For these reasons, we are of the opinion that the transaction does not involve transfer of the right to use the machinery in favour of the contractor. As the fundamental requirement of section 5-E is absent, the hire charges collected by the petitioner from the contractors are not exigible to sales tax." In 20th Century Finance Corpn. Ltd. v. State of Maharashtra [2000] 119 STC 182, though the Supreme Court was mainly dealing with fixing situs of deemed sale if goods are located within the State at the time of use, but while drawing conclusions, it also held that the transaction of transfer of right to use goods cannot be termed as contract of bailment as it was deemed sale within the legal fiction and engrafted under clause (29A) of article 366 of the Constitution of India. Therefore, this Court will not have to see whether the contract entered between the parties was in effect of bailment or not, but whether the goods had been transferred for any purpose mentioned in clause (29A) of article 366 of the Constitution of India.
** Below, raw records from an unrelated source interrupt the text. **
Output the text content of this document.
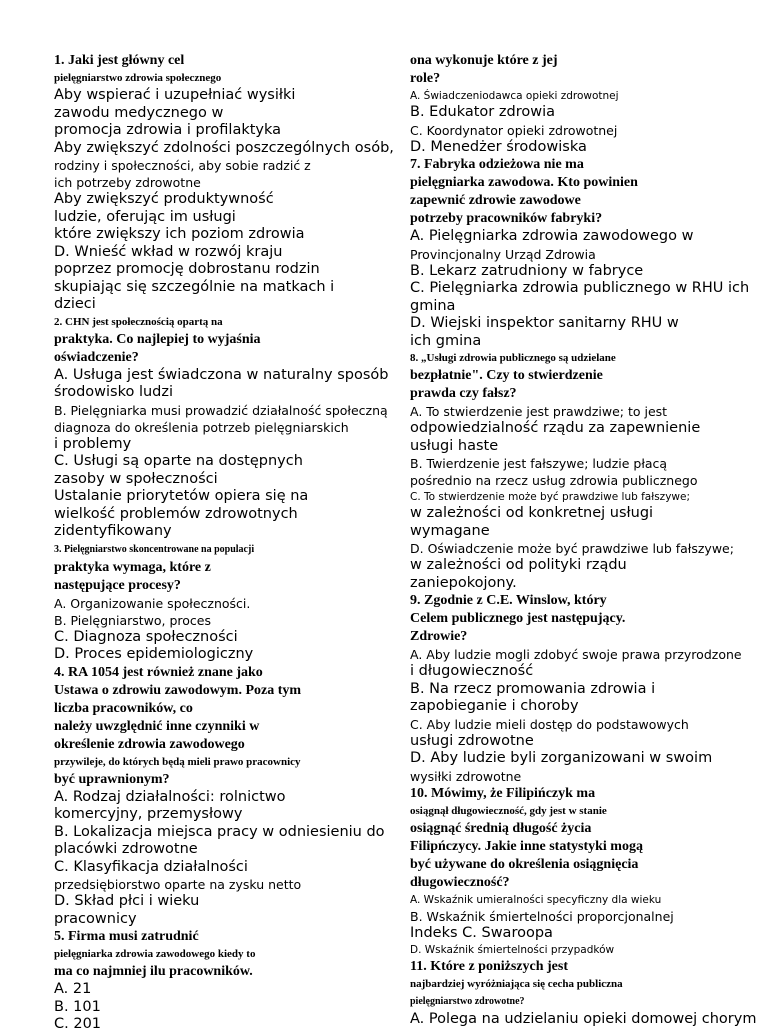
1. Jaki jest główny cel
pielęgniarstwo zdrowia społecznego
Aby wspierać i uzupełniać wysiłki
zawodu medycznego w
promocja zdrowia i profilaktyka
Aby zwiększyć zdolności poszczególnych osób,
rodziny i społeczności, aby sobie radzić z
ich potrzeby zdrowotne
Aby zwiększyć produktywność
ludzie, oferując im usługi
które zwiększy ich poziom zdrowia
D. Wnieść wkład w rozwój kraju
poprzez promocję dobrostanu rodzin
skupiając się szczególnie na matkach i
dzieci
2. CHN jest społecznością opartą na
praktyka. Co najlepiej to wyjaśnia
oświadczenie?
A. Usługa jest świadczona w naturalny sposób
środowisko ludzi
B. Pielęgniarka musi prowadzić działalność społeczną
diagnoza do określenia potrzeb pielęgniarskich
i problemy
C. Usługi są oparte na dostępnych
zasoby w społeczności
Ustalanie priorytetów opiera się na
wielkość problemów zdrowotnych
zidentyfikowany
3. Pielęgniarstwo skoncentrowane na populacji
praktyka wymaga, które z
następujące procesy?
A. Organizowanie społeczności.
B. Pielęgniarstwo, proces
C. Diagnoza społeczności
D. Proces epidemiologiczny
4. RA 1054 jest również znane jako
Ustawa o zdrowiu zawodowym. Poza tym
liczba pracowników, co
należy uwzględnić inne czynniki w
określenie zdrowia zawodowego
przywileje, do których będą mieli prawo pracownicy
być uprawnionym?
A. Rodzaj działalności: rolnictwo
komercyjny, przemysłowy
B. Lokalizacja miejsca pracy w odniesieniu do
placówki zdrowotne
C. Klasyfikacja działalności
przedsiębiorstwo oparte na zysku netto
D. Skład płci i wieku
pracownicy
5. Firma musi zatrudnić
pielęgniarka zdrowia zawodowego kiedy to
ma co najmniej ilu pracowników.
A. 21
B. 101
C. 201
ona wykonuje które z jej
role?
A. Świadczeniodawca opieki zdrowotnej
B. Edukator zdrowia
C. Koordynator opieki zdrowotnej
D. Menedżer środowiska
7. Fabryka odzieżowa nie ma
pielęgniarka zawodowa. Kto powinien
zapewnić zdrowie zawodowe
potrzeby pracowników fabryki?
A. Pielęgniarka zdrowia zawodowego w
Provincjonalny Urząd Zdrowia
B. Lekarz zatrudniony w fabryce
C. Pielęgniarka zdrowia publicznego w RHU ich
gmina
D. Wiejski inspektor sanitarny RHU w
ich gmina
8. „Usługi zdrowia publicznego są udzielane
bezpłatnie". Czy to stwierdzenie
prawda czy fałsz?
A. To stwierdzenie jest prawdziwe; to jest
odpowiedzialność rządu za zapewnienie
usługi haste
B. Twierdzenie jest fałszywe; ludzie płacą
pośrednio na rzecz usług zdrowia publicznego
C. To stwierdzenie może być prawdziwe lub fałszywe;
w zależności od konkretnej usługi
wymagane
D. Oświadczenie może być prawdziwe lub fałszywe;
w zależności od polityki rządu
zaniepokojony.
9. Zgodnie z C.E. Winslow, który
Celem publicznego jest następujący.
Zdrowie?
A. Aby ludzie mogli zdobyć swoje prawa przyrodzone
i długowieczność
B. Na rzecz promowania zdrowia i
zapobieganie i choroby
C. Aby ludzie mieli dostęp do podstawowych
usługi zdrowotne
D. Aby ludzie byli zorganizowani w swoim
wysiłki zdrowotne
10. Mówimy, że Filipińczyk ma
osiągnął długowieczność, gdy jest w stanie
osiągnąć średnią długość życia
Filipńczycy. Jakie inne statystyki mogą
być używane do określenia osiągnięcia
długowieczność?
A. Wskaźnik umieralności specyficzny dla wieku
B. Wskaźnik śmiertelności proporcjonalnej
Indeks C. Swaroopa
D. Wskaźnik śmiertelności przypadków
11. Które z poniższych jest
najbardziej wyróżniająca się cecha publiczna
pielęgniarstwo zdrowotne?
A. Polega na udzielaniu opieki domowej chorym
Going by the provisions of the agreement, we find that the crane was in effect transferred for the purposes of rendering service to HSL. The period of hire was given as twelve months. The rent was fixed at Rs. 4.35 lakhs per month and it was termed as hire charges. The provisions of the agreement, if read together, leave no room for doubt that the crane was given on hire and the possession was transferred for its utilisation by the HSL and therefore, in our view, the order of the Tribunal would not need any interference. The revision is accordingly dismissed. Petition dismissed.